Natürlich wird der Sinn von USE-flags dadurch nicht gemindert. Es gibt den Paketverwaltern bei Gentoo nur die Möglichkeit, (mehr oder weniger) sinnvolle Voreinstellungen vorzunehmen. Das gleiche Phänomen hat man übrigens auch, wenn man zum Beispiel eines der desktop Profile mittels eselect profile auswählt. Da werden dann auch einige USE-flags ohne Zutun des Benutzers aktiviert.

Letztendlich ist es Aufgabe des Benutzers, bei der Installation neuer Pakete bzw. beim Updaten bereits installierter Pakete sicherzustellen, daß sämtliche USE-flags den eigenen Vorstellungen entsprechend gesetzt sind.

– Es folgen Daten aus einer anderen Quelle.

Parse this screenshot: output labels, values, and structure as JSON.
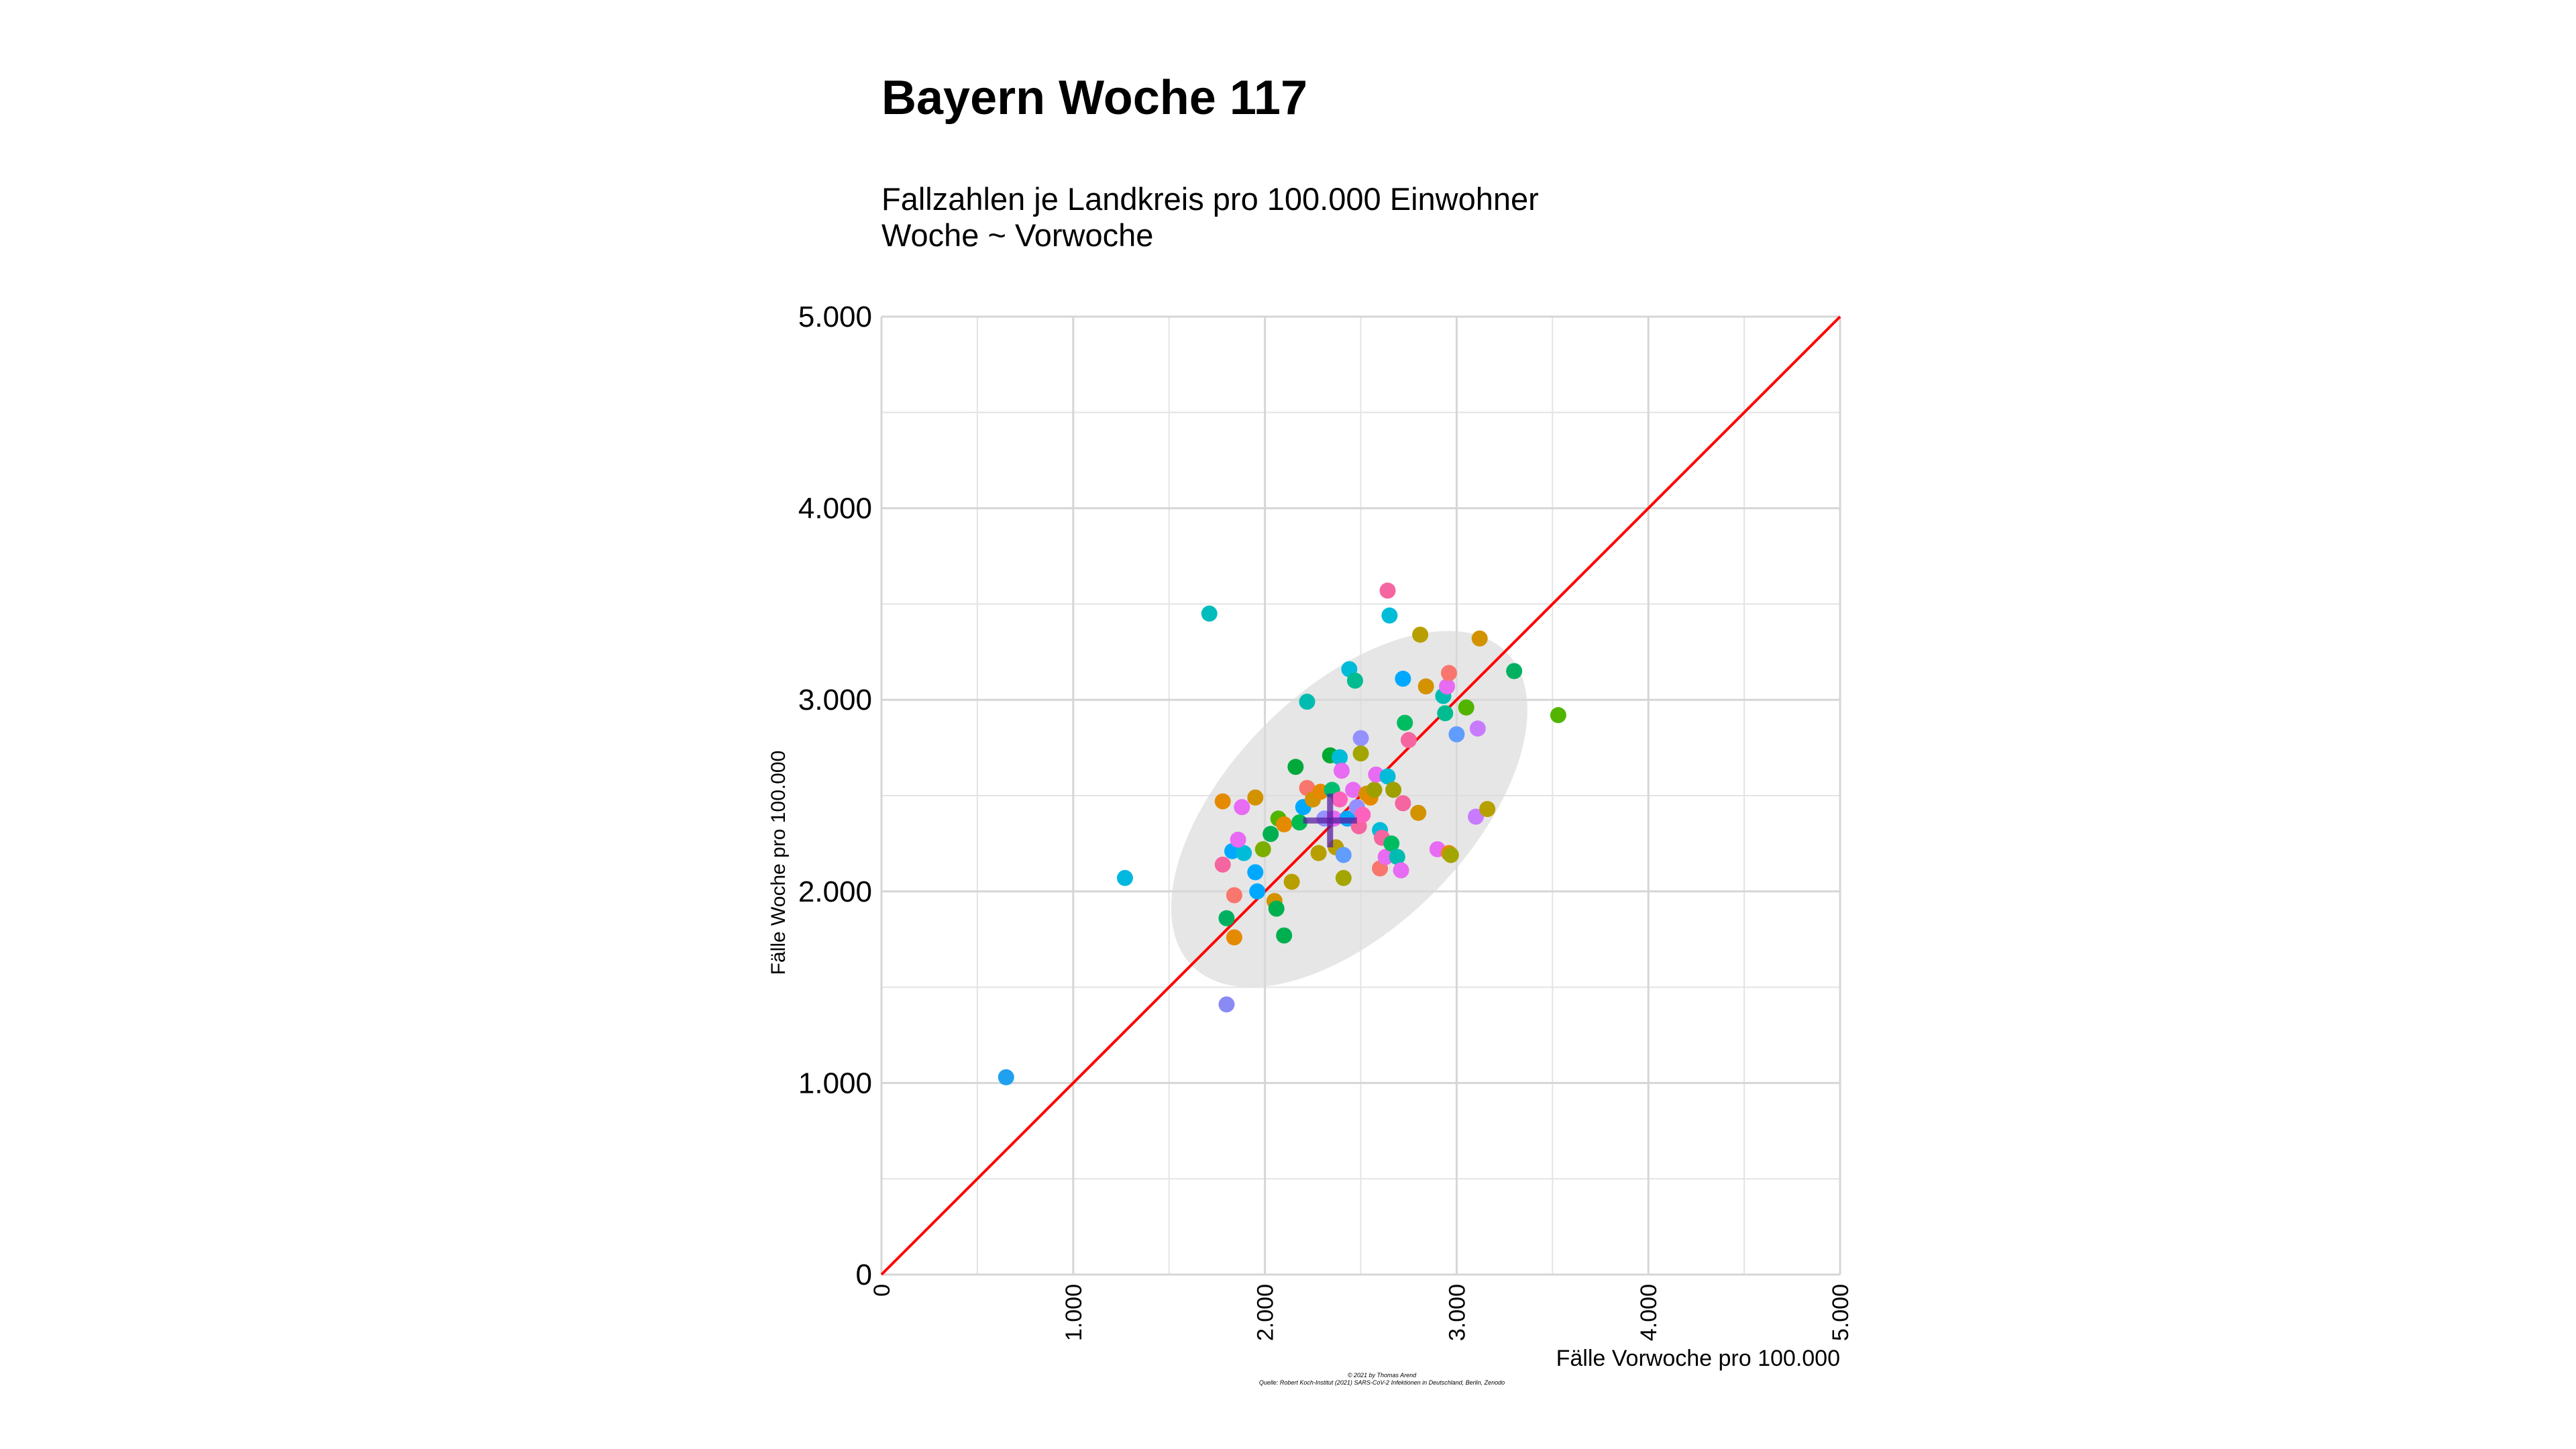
{
  "chart_data": {
    "type": "scatter",
    "title": "Bayern Woche 117",
    "subtitle_lines": [
      "Fallzahlen je Landkreis pro 100.000 Einwohner",
      "Woche ~ Vorwoche"
    ],
    "xlabel": "Fälle Vorwoche pro 100.000",
    "ylabel": "Fälle Woche pro 100.000",
    "xlim": [
      0,
      5000
    ],
    "ylim": [
      0,
      5000
    ],
    "x_ticks": [
      0,
      1000,
      2000,
      3000,
      4000,
      5000
    ],
    "x_tick_labels": [
      "0",
      "1.000",
      "2.000",
      "3.000",
      "4.000",
      "5.000"
    ],
    "y_ticks": [
      0,
      1000,
      2000,
      3000,
      4000,
      5000
    ],
    "y_tick_labels": [
      "0",
      "1.000",
      "2.000",
      "3.000",
      "4.000",
      "5.000"
    ],
    "grid": true,
    "reference_line": {
      "from": [
        0,
        0
      ],
      "to": [
        5000,
        5000
      ],
      "color": "#ff0000"
    },
    "mean": [
      2340,
      2370
    ],
    "ellipse": {
      "center": [
        2440,
        2430
      ],
      "semi_major": 1158,
      "semi_minor": 621,
      "angle_deg": 45
    },
    "points": [
      {
        "x": 650,
        "y": 1030,
        "color": "#1fa1f0"
      },
      {
        "x": 1270,
        "y": 2070,
        "color": "#00b8e0"
      },
      {
        "x": 1710,
        "y": 3450,
        "color": "#00bcbc"
      },
      {
        "x": 1800,
        "y": 1410,
        "color": "#8a8af5"
      },
      {
        "x": 1800,
        "y": 1860,
        "color": "#00b060"
      },
      {
        "x": 1840,
        "y": 1760,
        "color": "#e58a00"
      },
      {
        "x": 1780,
        "y": 2140,
        "color": "#f565a0"
      },
      {
        "x": 1830,
        "y": 2210,
        "color": "#00a9ff"
      },
      {
        "x": 1890,
        "y": 2200,
        "color": "#00bcd8"
      },
      {
        "x": 1950,
        "y": 2100,
        "color": "#00a9ff"
      },
      {
        "x": 1960,
        "y": 2000,
        "color": "#00a9ff"
      },
      {
        "x": 1990,
        "y": 2220,
        "color": "#7cae00"
      },
      {
        "x": 1840,
        "y": 1980,
        "color": "#f8766d"
      },
      {
        "x": 1860,
        "y": 2270,
        "color": "#e76bf3"
      },
      {
        "x": 1880,
        "y": 2440,
        "color": "#e76bf3"
      },
      {
        "x": 1950,
        "y": 2490,
        "color": "#d39200"
      },
      {
        "x": 1780,
        "y": 2470,
        "color": "#e58a00"
      },
      {
        "x": 2030,
        "y": 2300,
        "color": "#00b050"
      },
      {
        "x": 2050,
        "y": 1950,
        "color": "#d39200"
      },
      {
        "x": 2060,
        "y": 1910,
        "color": "#00b050"
      },
      {
        "x": 2070,
        "y": 2380,
        "color": "#53b400"
      },
      {
        "x": 2100,
        "y": 1770,
        "color": "#00b050"
      },
      {
        "x": 2140,
        "y": 2050,
        "color": "#b79f00"
      },
      {
        "x": 2100,
        "y": 2350,
        "color": "#e58a00"
      },
      {
        "x": 2160,
        "y": 2650,
        "color": "#00a93a"
      },
      {
        "x": 2180,
        "y": 2360,
        "color": "#00bc50"
      },
      {
        "x": 2200,
        "y": 2440,
        "color": "#00a9ff"
      },
      {
        "x": 2220,
        "y": 2990,
        "color": "#00bcb0"
      },
      {
        "x": 2220,
        "y": 2540,
        "color": "#f8766d"
      },
      {
        "x": 2250,
        "y": 2480,
        "color": "#d39200"
      },
      {
        "x": 2280,
        "y": 2200,
        "color": "#b79f00"
      },
      {
        "x": 2290,
        "y": 2520,
        "color": "#e58a00"
      },
      {
        "x": 2310,
        "y": 2380,
        "color": "#9590ff"
      },
      {
        "x": 2340,
        "y": 2710,
        "color": "#00a930"
      },
      {
        "x": 2350,
        "y": 2530,
        "color": "#00bc70"
      },
      {
        "x": 2360,
        "y": 2380,
        "color": "#e76bf3"
      },
      {
        "x": 2370,
        "y": 2230,
        "color": "#b79f00"
      },
      {
        "x": 2390,
        "y": 2700,
        "color": "#00bcd8"
      },
      {
        "x": 2390,
        "y": 2480,
        "color": "#ff62bc"
      },
      {
        "x": 2400,
        "y": 2630,
        "color": "#e76bf3"
      },
      {
        "x": 2410,
        "y": 2190,
        "color": "#619cff"
      },
      {
        "x": 2410,
        "y": 2070,
        "color": "#a3a500"
      },
      {
        "x": 2440,
        "y": 3160,
        "color": "#00bcd8"
      },
      {
        "x": 2430,
        "y": 2380,
        "color": "#00a9ff"
      },
      {
        "x": 2460,
        "y": 2530,
        "color": "#e76bf3"
      },
      {
        "x": 2470,
        "y": 3100,
        "color": "#00bc90"
      },
      {
        "x": 2480,
        "y": 2440,
        "color": "#9590ff"
      },
      {
        "x": 2490,
        "y": 2340,
        "color": "#f565a0"
      },
      {
        "x": 2500,
        "y": 2800,
        "color": "#9590ff"
      },
      {
        "x": 2500,
        "y": 2720,
        "color": "#a3a500"
      },
      {
        "x": 2510,
        "y": 2400,
        "color": "#ff62bc"
      },
      {
        "x": 2530,
        "y": 2510,
        "color": "#d39200"
      },
      {
        "x": 2550,
        "y": 2490,
        "color": "#e58a00"
      },
      {
        "x": 2570,
        "y": 2530,
        "color": "#9f9f00"
      },
      {
        "x": 2580,
        "y": 2610,
        "color": "#e76bf3"
      },
      {
        "x": 2600,
        "y": 2320,
        "color": "#00bcd8"
      },
      {
        "x": 2600,
        "y": 2120,
        "color": "#f8766d"
      },
      {
        "x": 2610,
        "y": 2280,
        "color": "#f565a0"
      },
      {
        "x": 2630,
        "y": 2180,
        "color": "#e76bf3"
      },
      {
        "x": 2640,
        "y": 2600,
        "color": "#00bcd8"
      },
      {
        "x": 2640,
        "y": 3570,
        "color": "#f565a0"
      },
      {
        "x": 2650,
        "y": 3440,
        "color": "#00bcd8"
      },
      {
        "x": 2660,
        "y": 2250,
        "color": "#00bc60"
      },
      {
        "x": 2670,
        "y": 2530,
        "color": "#9f9f00"
      },
      {
        "x": 2690,
        "y": 2180,
        "color": "#00bcb0"
      },
      {
        "x": 2710,
        "y": 2110,
        "color": "#e76bf3"
      },
      {
        "x": 2720,
        "y": 2460,
        "color": "#f565a0"
      },
      {
        "x": 2720,
        "y": 3110,
        "color": "#00a9ff"
      },
      {
        "x": 2730,
        "y": 2880,
        "color": "#00bc60"
      },
      {
        "x": 2750,
        "y": 2790,
        "color": "#f565a0"
      },
      {
        "x": 2800,
        "y": 2410,
        "color": "#d39200"
      },
      {
        "x": 2810,
        "y": 3340,
        "color": "#b79f00"
      },
      {
        "x": 2840,
        "y": 3070,
        "color": "#d39200"
      },
      {
        "x": 2900,
        "y": 2220,
        "color": "#e76bf3"
      },
      {
        "x": 2930,
        "y": 3020,
        "color": "#00bcb0"
      },
      {
        "x": 2940,
        "y": 2930,
        "color": "#00bc90"
      },
      {
        "x": 2950,
        "y": 3070,
        "color": "#e76bf3"
      },
      {
        "x": 2960,
        "y": 3140,
        "color": "#f8766d"
      },
      {
        "x": 2960,
        "y": 2200,
        "color": "#e58a00"
      },
      {
        "x": 2970,
        "y": 2190,
        "color": "#a3a500"
      },
      {
        "x": 3000,
        "y": 2820,
        "color": "#619cff"
      },
      {
        "x": 3050,
        "y": 2960,
        "color": "#53b400"
      },
      {
        "x": 3100,
        "y": 2390,
        "color": "#c77cff"
      },
      {
        "x": 3110,
        "y": 2850,
        "color": "#c77cff"
      },
      {
        "x": 3120,
        "y": 3320,
        "color": "#d39200"
      },
      {
        "x": 3160,
        "y": 2430,
        "color": "#b79f00"
      },
      {
        "x": 3300,
        "y": 3150,
        "color": "#00b060"
      },
      {
        "x": 3530,
        "y": 2920,
        "color": "#53b400"
      }
    ]
  },
  "footer": {
    "caption_line1": "© 2021 by Thomas Arend",
    "caption_line2": "Quelle: Robert Koch-Institut (2021) SARS-CoV-2 Infektionen in Deutschland, Berlin, Zenodo"
  }
}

Genau für diesen Zweck gibt es auch die Datei /etc/portage/package.use, in der man für einzelne Pakete (oder sogar für bestimmte Versionen einzelner Pakete) die USE-flags setzen kann, sollten sie abweichend von den Einstellungen des ebuilds, des Profils oder der /etc/make.conf gesetzt werden.

----------

## 69719

Das mit dem USE FLags aus dem Profile ist mir klar, die Tauchen ja dann auch auf wenn man emerge --info eingibt, allerdings tauchen eben diese 2 USE Flags dort nicht auf. Gibt es denn eine Möglichkeit einzusehen welche USE Flags in meinem System durch ebuilds aktiviert wurden?

----------

## Polynomial-C

Leider nur, indem man direkt in die entsprechenden ebuilds reinschaut.

----------

## 69719

Wenn ich mir das so anschaue, dann nutzen dies ja schon eine Menge Pakete.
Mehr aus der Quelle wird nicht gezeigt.